SO LAST FALL: Maybe Passion Pit will play more songs live after their album comes out in May. |
Twenty-five minutes into Passion Pit's set last Friday at the Middle East downstairs, Michael Angelakos — the bearded lead singer of the Cambridge electro-pop band — mopped sweat from his brow with a towel and made an apologetic announcement: "We just have a few more songs left." A girl in a gold spandex tube top looked positively downtrodden for someone so glittery. "We don't have many songs."
The combination of an at-capacity room and the communal desire to dance to the band's Moog-heavy jams made the space balmy (not to mention malodorous), but no one's spirits appeared to be, uh, dampened for long by Angelakos's caveat. The band launched into "Sleepyhead," their blog-approved buzz winner from 2008's Chunk of Change EP — a song that happily propels itself via layers of space-invader synths, pin-prick chimes, and an ultra-high-pitched sample from an Irish folk song. People jumped, bobbed their heads awkwardly, or raised their X'd-up hands — smallish set list be damned.
For their part, the Pit have achieved the indie-band ideal: heaps and heaps of attention. In the short span of 2088, Pitchfork proclaimed them an "it band," MTV tailed them at CMJ for a day, and you all-knowing Phoenix readers voted them "Best Local New Act." Still, life in the modern age of music blogs moves fast, and some listeners are already, like, so over it. (Passion Pit? Wasn't that last fall?)

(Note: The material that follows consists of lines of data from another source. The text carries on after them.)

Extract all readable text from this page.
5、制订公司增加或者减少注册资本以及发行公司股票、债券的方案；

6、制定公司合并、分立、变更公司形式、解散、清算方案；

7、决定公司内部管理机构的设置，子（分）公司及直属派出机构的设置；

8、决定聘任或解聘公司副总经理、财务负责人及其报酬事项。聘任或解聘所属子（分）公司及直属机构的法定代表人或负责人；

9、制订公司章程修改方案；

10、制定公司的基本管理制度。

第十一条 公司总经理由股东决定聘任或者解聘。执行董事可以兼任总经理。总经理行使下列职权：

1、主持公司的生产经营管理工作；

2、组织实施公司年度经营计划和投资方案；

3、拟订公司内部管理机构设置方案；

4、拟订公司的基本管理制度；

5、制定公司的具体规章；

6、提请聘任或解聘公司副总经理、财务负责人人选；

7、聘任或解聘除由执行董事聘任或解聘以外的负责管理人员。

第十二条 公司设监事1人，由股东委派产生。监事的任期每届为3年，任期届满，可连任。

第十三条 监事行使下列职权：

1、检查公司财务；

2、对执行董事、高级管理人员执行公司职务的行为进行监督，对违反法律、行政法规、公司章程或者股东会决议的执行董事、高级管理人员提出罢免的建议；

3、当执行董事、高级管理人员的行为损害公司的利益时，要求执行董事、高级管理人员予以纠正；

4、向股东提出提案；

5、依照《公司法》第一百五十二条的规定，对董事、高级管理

Passion Pit's first full album — to be released in May on Frenchkiss in the US (and likely Columbia in the UK) — may be their proving ground. At this show, they offered a flash of a preview, introducing a new song and launching into an amalgam of squealing synths, rattling tambourines, Angelakos's signature (if overused) falsetto, and lots of na-na-nas and hey-hey-heys. It fit snugly in with the rest of their mini-catalogue, so it didn't take long for everyone to sing right along.